One 2010 study published in the New England Journal of Medicine looked at 1,941 patients who went into arrest outside of the hospital. Roughly half were given traditional CPR (chest compressions plus rescue breaths) by bystanders who were guided by the 911 dispatcher; the other half were given just chest compressions by bystanders who were guided by the 911 dispatcher. “We observed no significant difference between the two groups in the proportion of patients who survived to hospital discharge,” the authors wrote. Another benefit of the hands-only technique is accessibility.

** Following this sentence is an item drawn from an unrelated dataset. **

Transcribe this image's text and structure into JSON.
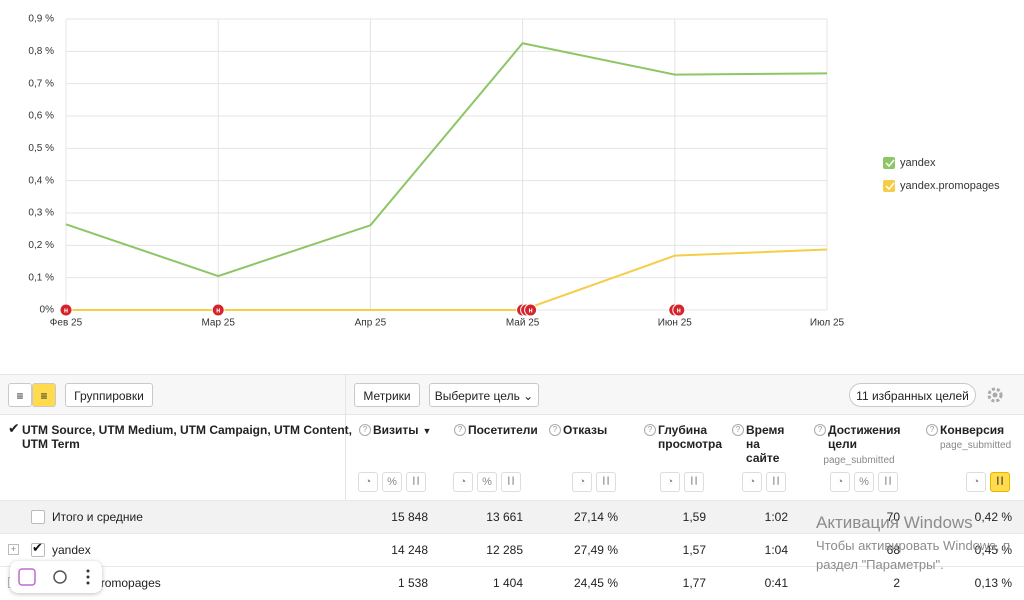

“Getting full CPR training is a barrier for many people, and older people, as a group, are much less likely to be trained,” says Benjamin S. Abella, M.D., director of the Center for Resuscitation Science at the University of Pennsylvania and author of a recent study on age disparity in CPR training. While the mean age of sudden cardiac arrest victims is around 64, people 60 and older are about 50 percent less likely to be trained in CPR compared with those under younger than 49, Abella says. Teaching hands-only CPR could help increase knowledge and confidence in all age groups. “The barriers are much lower for learning the hands-only technique,” Abella says. In fact, he says, when people who took a full CPR certification course and others who took an abbreviated 30-minute class on the hands-only technique were tested 30 days later, both had retained similar skills. It’s important to note that hands-only CPR is to be used only on adults and teenagers.
The recommended technique for younger children and babies still includes both chest compressions and rescue breaths. But don’t hesitate to use hands-only CPR on everyone else. Just keep these tips in mind: Know the signs. “If someone collapses in front of you and they’re unresponsive when you yell at them or tap them on the shoulder, you should call 911 and immediately start chest compressions,” Epstein says.
Don’t go at it alone. Epstein recommends putting your phone on speaker and placing it right next to the victim, so you are able to speak to the 911 dispatcher and receive directions without stopping compressions. Keep the beat. “You want to push down on the center of the chest, hard and fast, trying to compress at least 2 inches down,” Epstein says. The goal is to work at a pace that allows for 100 compressions per minute. You can get a metronome app on your phone that will keep the beat or try singing the Bee Gees “Stayin’ Alive” (a song with 100 beats per minute) and compressing in time to the song.
Refresh your knowledge. While you can perform hands-only CPR with nothing more than the help of a 911 dispatcher, if you want to have more confidence in your skills, a brief training course—or even a review of all the steps involved—might help. Check out the American Heart Association and the Red Cross for a list of courses as well as videos and step-by-step directions for performing hands-only CPR technique.